CHARLOTTE, N.C. — New numbers from the Charlotte Mecklenburg Police department show there have been 4,816 reported larceny from auto cases reported so far in 2019.
That breaks down to about 800 a month.
"These criminals are very smart," CMPD Captain Brian Sanders admitted.
“Just like we're good as professionals at what we do, they are very good at what they do."
Sanders said they work hard around to find car break-in suspects, but tacking the rising crime is tricky work from the law enforcement perspective.
“Larceny from vehicle crimes are some of the hardest to clear," he said.
At NBC Charlotte's request, CMPD compiled year to date statistics relating to car break-ins by division. Those numbers are as follows:
Captain Sanders works in the Steele Creek division, which saw an increase of larceny from autos this year.
He said that could be contributed to both the large size of the jurisdiction and a recently-arrested group of criminals who may be linked to dozens of those cases.

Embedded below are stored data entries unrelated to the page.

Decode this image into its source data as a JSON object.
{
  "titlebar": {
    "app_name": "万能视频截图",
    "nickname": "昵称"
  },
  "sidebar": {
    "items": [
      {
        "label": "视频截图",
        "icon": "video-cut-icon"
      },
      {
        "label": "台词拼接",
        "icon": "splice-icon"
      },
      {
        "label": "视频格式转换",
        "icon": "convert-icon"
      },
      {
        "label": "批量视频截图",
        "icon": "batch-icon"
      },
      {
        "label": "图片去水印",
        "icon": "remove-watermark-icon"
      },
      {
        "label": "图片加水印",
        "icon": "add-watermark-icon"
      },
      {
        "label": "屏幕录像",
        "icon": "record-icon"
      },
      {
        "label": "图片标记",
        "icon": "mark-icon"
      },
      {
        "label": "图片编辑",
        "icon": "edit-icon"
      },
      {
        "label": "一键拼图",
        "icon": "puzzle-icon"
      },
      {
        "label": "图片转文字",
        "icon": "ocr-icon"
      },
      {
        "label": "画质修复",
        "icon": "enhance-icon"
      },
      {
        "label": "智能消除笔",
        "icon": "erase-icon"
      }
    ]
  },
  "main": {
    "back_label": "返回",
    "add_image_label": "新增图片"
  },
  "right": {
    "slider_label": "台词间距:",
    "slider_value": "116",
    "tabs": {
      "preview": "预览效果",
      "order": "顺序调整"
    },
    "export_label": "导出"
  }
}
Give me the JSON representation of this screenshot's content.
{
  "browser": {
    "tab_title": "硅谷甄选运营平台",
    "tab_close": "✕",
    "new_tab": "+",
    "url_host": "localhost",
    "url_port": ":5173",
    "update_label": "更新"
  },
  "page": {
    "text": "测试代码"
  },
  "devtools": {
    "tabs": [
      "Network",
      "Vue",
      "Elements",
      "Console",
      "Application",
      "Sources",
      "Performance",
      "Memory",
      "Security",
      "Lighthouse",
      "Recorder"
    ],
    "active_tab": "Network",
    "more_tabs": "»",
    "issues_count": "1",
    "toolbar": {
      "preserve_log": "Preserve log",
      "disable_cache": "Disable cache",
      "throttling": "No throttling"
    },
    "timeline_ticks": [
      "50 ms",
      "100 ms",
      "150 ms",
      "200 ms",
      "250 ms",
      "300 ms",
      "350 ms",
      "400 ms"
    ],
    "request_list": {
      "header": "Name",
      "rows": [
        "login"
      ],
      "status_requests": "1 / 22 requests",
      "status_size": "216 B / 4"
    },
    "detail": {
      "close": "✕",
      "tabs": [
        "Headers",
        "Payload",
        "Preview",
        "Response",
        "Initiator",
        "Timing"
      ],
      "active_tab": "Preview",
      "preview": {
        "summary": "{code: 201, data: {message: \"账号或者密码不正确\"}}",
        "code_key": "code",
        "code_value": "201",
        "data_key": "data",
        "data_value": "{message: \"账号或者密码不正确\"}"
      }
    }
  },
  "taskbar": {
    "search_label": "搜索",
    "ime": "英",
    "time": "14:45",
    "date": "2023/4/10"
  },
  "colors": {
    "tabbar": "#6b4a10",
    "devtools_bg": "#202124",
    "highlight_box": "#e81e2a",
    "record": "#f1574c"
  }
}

"We’ve identified some groups that have been responsible for a good number of this increase," Sanders said.
That group includes nine adults and several minors as young as 15.
"These older guys will grab ahold of the younger ones and make them do the crime for them," Sanders said. "It's frustrating."
NBC Charlotte wanted to get inside the mind of one of these criminals, to know exactly what cars they target and when.
Steve Sivertson spent 11 years behind bars for breaking into and stealing cars. His meth addiction fueled his life of crime. Now reformed, he agreed to explain us what criminals look for.
"It was pretty easy," he said.
Sivertson said things like NRA or hunting stickers usually mean guns. Those cute stick figure families mean kids’ electronics could be inside.
He also suggested taking everything out of your car because for an addict, the bar for what’s valuable is pretty low.
“If I’m hard up enough and I walk by six cars with change, I know I’ve got 20 bucks, so I’m gonna break your windows," he said.
Captain Sanders said even a charger tucked away could lead a criminal to think a phone could be attached.
"Make your car look completely empty," Sanders said. "Always, always lock your car."
Sanders said they know the criminals are skilled in picking cars that are likely to have valuables inside.
“In the interviews we’ve done over the years, they have been dead on accurate," Captain Sanders said. “Groups will come together for five sometimes up to 10 and that’s what they do.”
CMPD vowed to not let this crime trend continue. Even though car break-ins are up 3% from this time last year, there have been 20% more arrests.